Ariel cs juga menanggap muatan Pasal 81 UU Hak Cipta ini bertentangan dengan Pasal 23 UU Hak Cipta.
"Penafsiran pasal 81 UU Hak Cipta dianggap dapat mengakomodasi direct licensing juga menimbulkan kebingungan dan ketidakpastian akrena pasal 23 ayat 5 UU Hak Cipta memperbolehkan pelaku pertunjukan membawakan suatu karya tanpa izin terlebih dahulu asalkan membayar royalti terhadap pencipta atau pemegang cipta melalui LMKN atau LMK," terang pemohon.
Total ada tujuh petitum yang disampaikan Ariel cs dalam gugatannya ke MK, berikut rinciannya:
1. Menerima dan mengabulkan pengujian Undang-Undang RI Nomor 28 Tahun 2014 tentang Hak Cipta yang diajukan pemohon untuk seluruhnya
2. Menyatakan pasal 9 ayat 3 UU RI Nomor 28 Tahun 2014 tentang Hak Cipta konstitusional sepanjang dimaknai penggunaan secara komersial ciptaan dalam suatu pertunjukan tidak memerlukan izin dari pencipta atau pemegang hak cipta, dengan kewajiban untuk tetap membayar royalti atas penggunaan secara komersial ciptaan tersebut.

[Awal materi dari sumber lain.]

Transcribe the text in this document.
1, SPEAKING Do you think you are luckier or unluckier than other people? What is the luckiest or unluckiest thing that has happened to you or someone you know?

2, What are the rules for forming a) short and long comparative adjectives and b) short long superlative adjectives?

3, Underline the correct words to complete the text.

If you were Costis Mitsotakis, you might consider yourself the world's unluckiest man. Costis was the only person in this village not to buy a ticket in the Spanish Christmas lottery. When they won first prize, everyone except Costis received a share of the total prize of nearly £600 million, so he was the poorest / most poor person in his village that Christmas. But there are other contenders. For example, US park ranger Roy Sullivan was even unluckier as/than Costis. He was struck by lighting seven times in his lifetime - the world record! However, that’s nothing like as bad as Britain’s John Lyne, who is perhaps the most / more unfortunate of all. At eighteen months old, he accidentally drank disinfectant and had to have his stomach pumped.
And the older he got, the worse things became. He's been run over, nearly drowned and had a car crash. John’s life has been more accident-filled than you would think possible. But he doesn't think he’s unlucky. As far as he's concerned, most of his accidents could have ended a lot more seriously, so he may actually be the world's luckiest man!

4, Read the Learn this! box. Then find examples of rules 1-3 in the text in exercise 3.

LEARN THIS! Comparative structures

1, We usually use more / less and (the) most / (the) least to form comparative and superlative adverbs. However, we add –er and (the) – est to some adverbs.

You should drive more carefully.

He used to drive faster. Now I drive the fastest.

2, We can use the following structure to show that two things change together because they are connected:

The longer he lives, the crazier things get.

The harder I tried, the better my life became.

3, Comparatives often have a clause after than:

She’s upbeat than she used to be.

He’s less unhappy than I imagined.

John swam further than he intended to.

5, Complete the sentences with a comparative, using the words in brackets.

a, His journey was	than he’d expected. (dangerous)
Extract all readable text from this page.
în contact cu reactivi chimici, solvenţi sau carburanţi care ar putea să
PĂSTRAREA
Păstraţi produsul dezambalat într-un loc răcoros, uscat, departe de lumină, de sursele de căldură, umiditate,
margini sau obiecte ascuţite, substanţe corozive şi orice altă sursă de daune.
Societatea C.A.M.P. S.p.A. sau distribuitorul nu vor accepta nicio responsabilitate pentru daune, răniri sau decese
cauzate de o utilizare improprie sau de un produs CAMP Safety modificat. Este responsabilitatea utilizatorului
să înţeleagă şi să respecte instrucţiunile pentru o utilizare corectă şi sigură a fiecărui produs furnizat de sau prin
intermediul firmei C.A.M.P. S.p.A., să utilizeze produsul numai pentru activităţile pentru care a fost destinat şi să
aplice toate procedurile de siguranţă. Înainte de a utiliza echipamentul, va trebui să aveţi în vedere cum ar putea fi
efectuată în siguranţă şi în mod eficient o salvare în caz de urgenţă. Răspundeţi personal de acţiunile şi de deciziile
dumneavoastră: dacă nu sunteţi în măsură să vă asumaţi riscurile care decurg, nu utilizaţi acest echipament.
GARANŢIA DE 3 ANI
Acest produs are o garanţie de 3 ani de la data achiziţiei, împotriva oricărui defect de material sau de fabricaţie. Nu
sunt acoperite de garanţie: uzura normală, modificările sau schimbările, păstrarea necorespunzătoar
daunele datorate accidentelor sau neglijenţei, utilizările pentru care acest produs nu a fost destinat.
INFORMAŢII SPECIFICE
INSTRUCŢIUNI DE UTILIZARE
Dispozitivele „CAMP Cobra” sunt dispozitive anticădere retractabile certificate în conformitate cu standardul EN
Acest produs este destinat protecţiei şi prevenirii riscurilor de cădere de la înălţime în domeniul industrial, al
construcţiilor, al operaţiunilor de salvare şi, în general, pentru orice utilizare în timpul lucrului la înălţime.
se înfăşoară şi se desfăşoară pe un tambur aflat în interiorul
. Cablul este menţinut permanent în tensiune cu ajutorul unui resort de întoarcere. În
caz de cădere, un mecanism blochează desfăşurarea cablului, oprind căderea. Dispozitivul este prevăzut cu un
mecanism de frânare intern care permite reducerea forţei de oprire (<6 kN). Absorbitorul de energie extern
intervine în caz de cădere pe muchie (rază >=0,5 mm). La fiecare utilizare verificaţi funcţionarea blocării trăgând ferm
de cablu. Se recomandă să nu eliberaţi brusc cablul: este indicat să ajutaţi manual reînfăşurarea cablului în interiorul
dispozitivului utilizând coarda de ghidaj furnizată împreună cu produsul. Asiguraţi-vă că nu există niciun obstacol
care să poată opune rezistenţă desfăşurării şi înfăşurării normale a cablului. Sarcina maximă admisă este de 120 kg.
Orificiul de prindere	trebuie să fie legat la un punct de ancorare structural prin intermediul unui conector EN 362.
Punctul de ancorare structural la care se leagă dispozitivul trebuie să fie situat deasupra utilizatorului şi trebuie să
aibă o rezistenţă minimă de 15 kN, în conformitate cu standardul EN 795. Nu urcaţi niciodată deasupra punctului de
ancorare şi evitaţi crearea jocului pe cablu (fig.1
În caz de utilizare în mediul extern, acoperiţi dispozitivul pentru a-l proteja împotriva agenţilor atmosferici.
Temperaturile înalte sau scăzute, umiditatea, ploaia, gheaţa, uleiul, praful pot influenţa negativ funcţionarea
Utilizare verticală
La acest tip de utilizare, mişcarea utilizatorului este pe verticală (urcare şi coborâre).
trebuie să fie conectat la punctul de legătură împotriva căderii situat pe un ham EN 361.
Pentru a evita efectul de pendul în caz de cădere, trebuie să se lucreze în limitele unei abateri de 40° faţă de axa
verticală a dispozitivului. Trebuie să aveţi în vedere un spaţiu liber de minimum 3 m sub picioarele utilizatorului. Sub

3 Menyatakan Pasal 23 Ayat 5 UU Hak Cipta konstitusional sepanjang dimaknai frasa "setiap orang" bisa dimaknai sebagai orang atau badan hukum sebagai penyelenggara acara pertunjukan, kecuali ada perjanjian berbeda dari pihak terkait mengenai ketentuan pembayaran royalti dan sepanjang dimaknai pembayaran royalti yang dapat dilakukan sebelum dan sesudah penggunaan komersial suatu ciptaan di pertunjukan.

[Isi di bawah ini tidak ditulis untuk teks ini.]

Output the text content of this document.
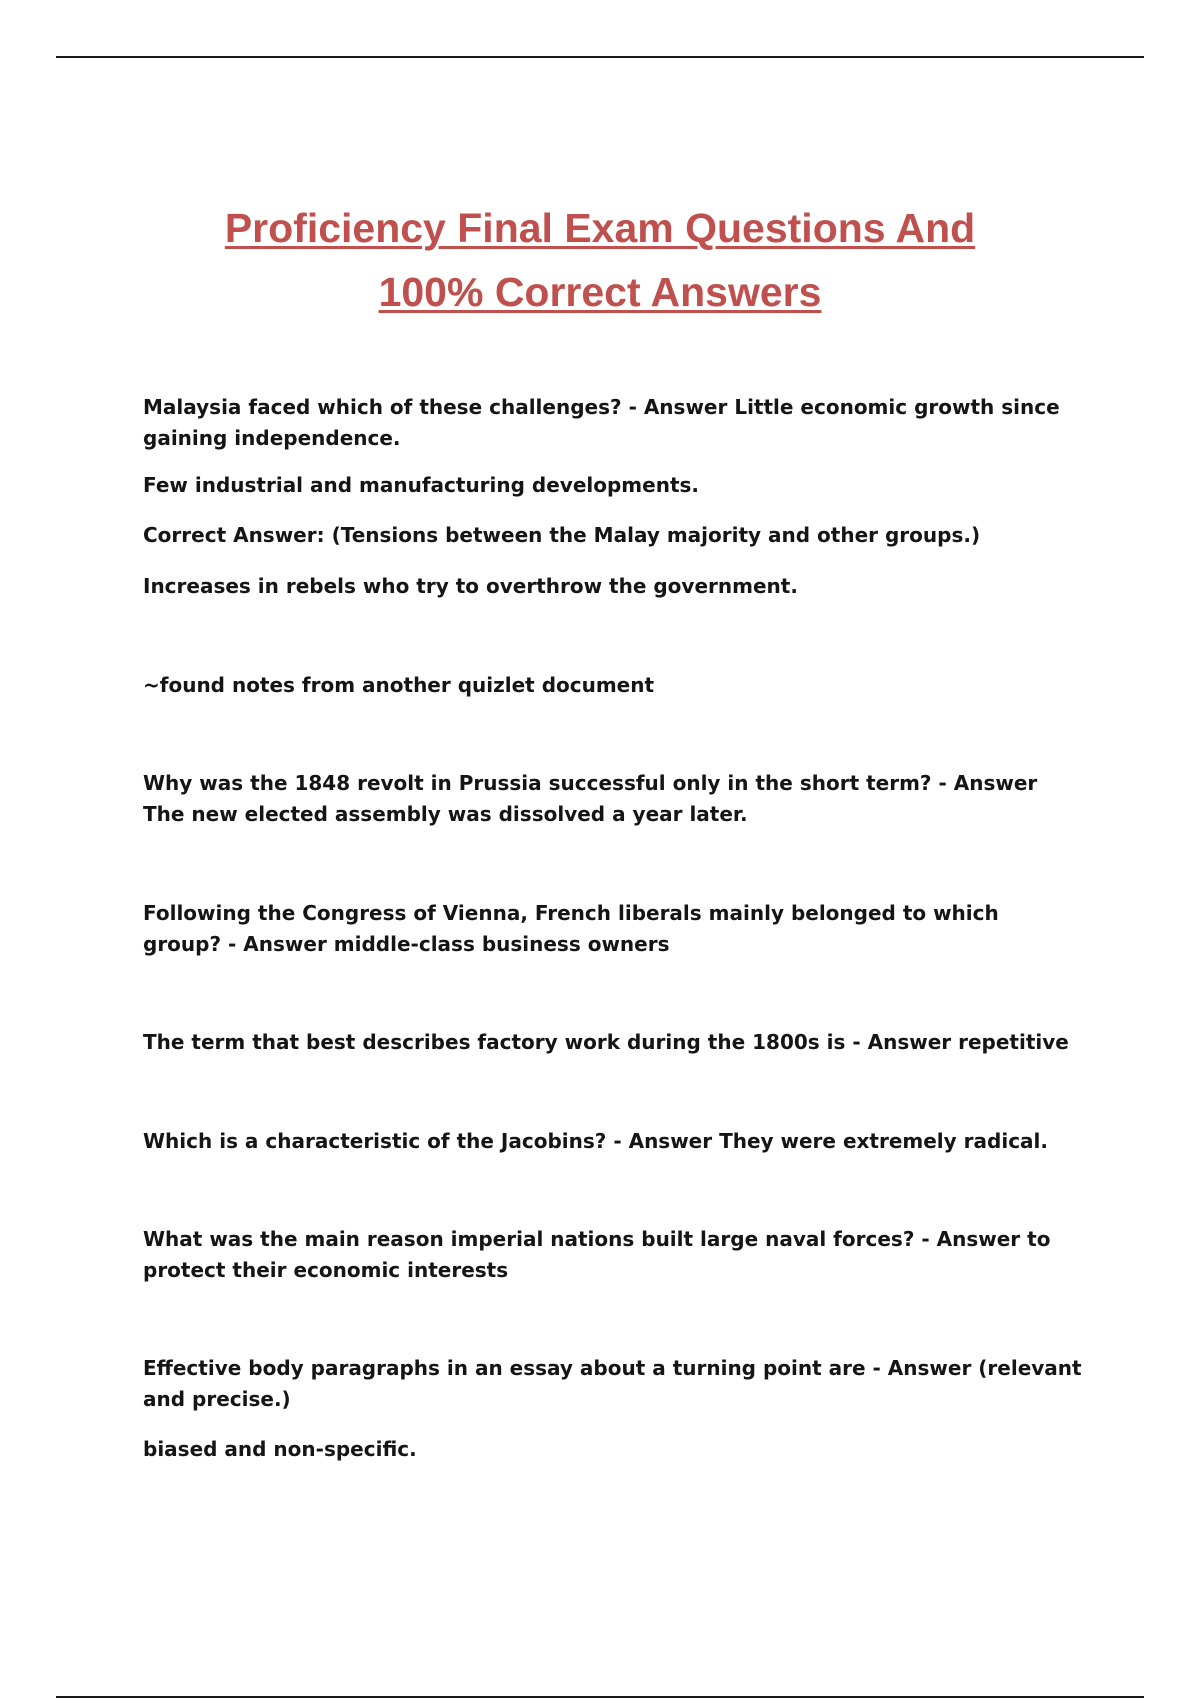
Proficiency Final Exam Questions And
100% Correct Answers

Malaysia faced which of these challenges? - Answer Little economic growth since gaining independence.

Few industrial and manufacturing developments.

Correct Answer: (Tensions between the Malay majority and other groups.)

Increases in rebels who try to overthrow the government.

~found notes from another quizlet document

Why was the 1848 revolt in Prussia successful only in the short term? - Answer The new elected assembly was dissolved a year later.

Following the Congress of Vienna, French liberals mainly belonged to which group? - Answer middle-class business owners

The term that best describes factory work during the 1800s is - Answer repetitive

Which is a characteristic of the Jacobins? - Answer They were extremely radical.

What was the main reason imperial nations built large naval forces? - Answer to protect their economic interests

Effective body paragraphs in an essay about a turning point are - Answer (relevant and precise.)

biased and non-specific.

4. Menyatakan Pasal 81 UU RI Nomor 81 UU Nomor 28 Tahun 2014 tentang Hak Cipta konstitusional sepanjang dimaknai bahwa karya yang memiliki hak cipta yang digunakan secara komersial dalam pertunjukan tidak perlu lisensi dari pencipta, dengan kewajiban membayar royalti untuk pencipta melalui Lembaga Manajemen Kolektif (LMK).
5. Menyatakan Pasal 87 Ayat 1 UU Hak Cipta inkonstitusional sepanjang tidak dimaknai pencipta, pemegang hak cipta, atau pemilik hak terkait melakukan mekanisme lain untuk memungut royalti secara non-kolektif dan/atau memungut secara diskriminatif.
6. Menyatakan ketentuan huruf f Pasal 113 Ayat 2 UU Hak Cipta bertentangan dengan UUD 1945 dan tidak berkekuatan hukum.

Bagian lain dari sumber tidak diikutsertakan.